I'm a little bit in love with Nathan Fillion

but then, I always was a sucker for the hero. The good, noble type - gets me every time. I pretty much always end up with celebrity crushes based solely on the quality of the character they play.

And that deleted scene from the pilot, where Zoe talks about leaving hope and trust and forgiveness behind and how once you've been to a place like Serenity you never leave, you just learn to live there...So Good.

Things I jotted down my last night in town

I set up my computer next to Granddad’s typewriter – the one he wrote his dissertation on, with keys for math symbols and the super-adjustable barrel for sub- and super-scripts. And suddenly I’m overwhelmed with the desire to bring the typewriter back to Atlanta with me, set it up on my desk, and glance over the top of my laptop screen at it, and gain inspiration while working on my dissertation. Then again, maybe it would just end up feeling like more familial pressure.

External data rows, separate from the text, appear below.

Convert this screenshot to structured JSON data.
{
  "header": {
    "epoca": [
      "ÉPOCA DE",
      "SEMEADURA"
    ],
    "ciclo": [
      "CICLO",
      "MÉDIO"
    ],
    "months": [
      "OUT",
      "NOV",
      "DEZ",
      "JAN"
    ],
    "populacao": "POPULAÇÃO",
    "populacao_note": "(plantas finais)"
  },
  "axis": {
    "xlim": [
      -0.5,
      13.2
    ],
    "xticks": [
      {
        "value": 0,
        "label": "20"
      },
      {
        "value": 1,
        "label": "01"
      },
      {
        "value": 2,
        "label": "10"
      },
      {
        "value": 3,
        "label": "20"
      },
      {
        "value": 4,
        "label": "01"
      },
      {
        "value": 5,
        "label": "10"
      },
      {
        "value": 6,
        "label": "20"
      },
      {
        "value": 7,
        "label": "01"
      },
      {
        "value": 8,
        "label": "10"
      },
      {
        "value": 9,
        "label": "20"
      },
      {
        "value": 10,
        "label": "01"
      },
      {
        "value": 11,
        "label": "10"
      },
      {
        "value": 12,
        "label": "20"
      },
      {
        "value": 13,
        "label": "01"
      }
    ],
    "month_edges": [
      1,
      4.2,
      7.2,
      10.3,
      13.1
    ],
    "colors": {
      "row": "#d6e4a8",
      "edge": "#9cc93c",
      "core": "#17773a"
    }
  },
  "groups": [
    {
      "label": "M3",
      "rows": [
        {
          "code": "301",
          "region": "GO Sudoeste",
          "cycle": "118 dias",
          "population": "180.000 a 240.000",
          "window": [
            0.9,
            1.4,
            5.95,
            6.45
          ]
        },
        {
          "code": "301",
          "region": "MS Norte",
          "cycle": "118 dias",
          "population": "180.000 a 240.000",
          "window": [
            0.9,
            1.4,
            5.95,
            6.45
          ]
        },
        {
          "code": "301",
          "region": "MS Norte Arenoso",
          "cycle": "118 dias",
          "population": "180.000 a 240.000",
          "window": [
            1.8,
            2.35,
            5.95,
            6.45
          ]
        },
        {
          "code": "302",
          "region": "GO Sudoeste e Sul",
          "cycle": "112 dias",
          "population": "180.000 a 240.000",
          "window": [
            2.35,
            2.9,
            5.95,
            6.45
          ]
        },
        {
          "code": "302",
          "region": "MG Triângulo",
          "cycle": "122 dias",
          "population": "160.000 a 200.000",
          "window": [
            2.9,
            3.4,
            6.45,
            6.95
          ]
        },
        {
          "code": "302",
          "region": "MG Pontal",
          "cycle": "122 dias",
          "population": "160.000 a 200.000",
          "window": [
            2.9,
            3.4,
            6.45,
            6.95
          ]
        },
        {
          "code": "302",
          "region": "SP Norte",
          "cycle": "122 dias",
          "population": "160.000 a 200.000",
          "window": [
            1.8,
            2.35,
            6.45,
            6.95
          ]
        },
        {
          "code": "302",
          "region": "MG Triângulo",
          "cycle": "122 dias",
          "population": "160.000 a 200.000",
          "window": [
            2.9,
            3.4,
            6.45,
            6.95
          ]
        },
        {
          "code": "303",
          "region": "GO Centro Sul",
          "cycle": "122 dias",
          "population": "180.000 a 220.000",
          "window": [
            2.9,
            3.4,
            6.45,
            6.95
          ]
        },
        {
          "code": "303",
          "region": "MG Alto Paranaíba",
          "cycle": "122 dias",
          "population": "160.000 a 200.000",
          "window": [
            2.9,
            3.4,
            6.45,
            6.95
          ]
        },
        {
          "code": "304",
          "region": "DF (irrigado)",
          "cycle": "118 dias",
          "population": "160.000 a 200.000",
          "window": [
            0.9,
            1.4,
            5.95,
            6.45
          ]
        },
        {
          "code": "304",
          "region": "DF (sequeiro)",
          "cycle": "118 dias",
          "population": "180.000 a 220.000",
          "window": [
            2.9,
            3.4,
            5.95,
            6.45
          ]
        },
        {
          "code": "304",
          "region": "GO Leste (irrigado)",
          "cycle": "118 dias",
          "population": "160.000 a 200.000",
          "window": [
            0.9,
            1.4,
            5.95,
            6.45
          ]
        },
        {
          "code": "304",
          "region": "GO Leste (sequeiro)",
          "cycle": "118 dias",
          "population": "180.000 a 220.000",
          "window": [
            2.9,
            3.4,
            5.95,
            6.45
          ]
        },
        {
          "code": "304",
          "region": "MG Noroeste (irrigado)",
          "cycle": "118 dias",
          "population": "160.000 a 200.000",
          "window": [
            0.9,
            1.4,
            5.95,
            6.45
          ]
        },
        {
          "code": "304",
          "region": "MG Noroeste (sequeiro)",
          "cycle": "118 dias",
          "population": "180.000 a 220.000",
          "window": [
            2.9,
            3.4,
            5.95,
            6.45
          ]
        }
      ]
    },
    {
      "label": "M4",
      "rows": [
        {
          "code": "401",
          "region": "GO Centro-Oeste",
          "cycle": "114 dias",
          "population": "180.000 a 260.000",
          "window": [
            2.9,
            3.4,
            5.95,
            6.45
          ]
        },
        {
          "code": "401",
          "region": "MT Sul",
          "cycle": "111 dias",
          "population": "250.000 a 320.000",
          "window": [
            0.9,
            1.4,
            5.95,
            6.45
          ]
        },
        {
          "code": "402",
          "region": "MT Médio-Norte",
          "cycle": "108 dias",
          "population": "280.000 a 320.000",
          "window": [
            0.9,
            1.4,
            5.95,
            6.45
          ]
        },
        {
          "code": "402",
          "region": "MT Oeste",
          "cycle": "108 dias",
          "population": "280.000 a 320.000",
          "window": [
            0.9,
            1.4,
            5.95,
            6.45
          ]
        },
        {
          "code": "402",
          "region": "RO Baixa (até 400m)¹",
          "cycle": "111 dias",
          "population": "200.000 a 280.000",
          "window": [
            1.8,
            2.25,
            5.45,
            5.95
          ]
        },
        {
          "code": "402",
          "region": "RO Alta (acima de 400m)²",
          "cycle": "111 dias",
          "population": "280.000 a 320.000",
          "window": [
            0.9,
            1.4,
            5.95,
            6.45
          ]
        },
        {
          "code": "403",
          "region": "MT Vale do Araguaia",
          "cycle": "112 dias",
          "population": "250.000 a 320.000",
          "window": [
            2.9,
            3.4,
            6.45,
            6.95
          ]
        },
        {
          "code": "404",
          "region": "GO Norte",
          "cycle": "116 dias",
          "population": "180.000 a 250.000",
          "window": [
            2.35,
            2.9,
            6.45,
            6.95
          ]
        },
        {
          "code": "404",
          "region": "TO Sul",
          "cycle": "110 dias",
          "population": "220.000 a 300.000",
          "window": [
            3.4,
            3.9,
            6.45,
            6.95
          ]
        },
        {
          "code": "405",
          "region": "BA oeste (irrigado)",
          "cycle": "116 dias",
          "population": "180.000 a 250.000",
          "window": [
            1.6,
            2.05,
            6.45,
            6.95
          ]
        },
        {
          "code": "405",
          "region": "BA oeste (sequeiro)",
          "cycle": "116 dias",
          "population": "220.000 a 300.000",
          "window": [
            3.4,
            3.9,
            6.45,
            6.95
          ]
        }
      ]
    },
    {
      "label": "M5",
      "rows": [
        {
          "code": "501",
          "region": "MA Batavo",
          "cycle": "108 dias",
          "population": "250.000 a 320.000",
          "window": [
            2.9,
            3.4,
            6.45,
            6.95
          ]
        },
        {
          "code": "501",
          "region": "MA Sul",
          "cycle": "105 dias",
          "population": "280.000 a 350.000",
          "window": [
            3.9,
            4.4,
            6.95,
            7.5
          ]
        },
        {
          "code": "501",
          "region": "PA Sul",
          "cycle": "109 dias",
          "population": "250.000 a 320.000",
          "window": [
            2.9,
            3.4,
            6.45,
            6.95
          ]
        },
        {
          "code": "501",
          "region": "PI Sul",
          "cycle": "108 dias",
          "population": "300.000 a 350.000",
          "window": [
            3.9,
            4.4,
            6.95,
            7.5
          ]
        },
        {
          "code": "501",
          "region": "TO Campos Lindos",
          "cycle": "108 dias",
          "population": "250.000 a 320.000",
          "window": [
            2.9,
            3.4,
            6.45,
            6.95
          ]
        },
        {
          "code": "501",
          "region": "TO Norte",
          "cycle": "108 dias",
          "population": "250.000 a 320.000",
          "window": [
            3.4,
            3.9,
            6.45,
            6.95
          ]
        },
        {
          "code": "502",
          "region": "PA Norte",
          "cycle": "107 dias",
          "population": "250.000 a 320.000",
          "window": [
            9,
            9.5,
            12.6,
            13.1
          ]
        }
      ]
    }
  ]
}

There’s a thing about old friends, your chosen family – they really are like your blood relations – they piss you off, get on your nerves, hurt your feelings…but they’re there. In this way that other people aren’t. Or can’t be. I’m not sure. But Jess and I had this moment driving home last night…she’d had a crappy evening (involving an ex-boyfriend and a canceled trip and harsh words) and we’d gone into safe mode, which meant drinking beer and chain smoking. And it’s funny, because Jess and I have known each other for ages, were really close in high school, are among the few people either of us stay in touch with, but I felt like we drifted apart through most of college…but now I keep finding ways in which we’re similar. And one of those ways is our bravado. We put on this front, well, it’s partially real and partially an act, about how we’re all in control and tough and unemotional…but there was this second in the car last night, around 1 am, when we both just cut the crap and admitted some things. And it was nice because it was so matter-of-fact, and not really a moment, in the sense that neither of us made a big deal about it. We were just there, and having this conversation, and laying it all out.

Misc. wrap-up

Yeah, so, like I've said a dozen times already, home was good. And in a lot of ways, new and interesting (therapy has that affect). It was reassuring to discover that I don't go completely back into my box, that I was able to push and change a bit, even in such familiar surroundings.

And it was also good, as usual, to be so happy to be back in this home. To wake up in my bed with the sun cascading in the bay window and the cat curled up beside have my own space again.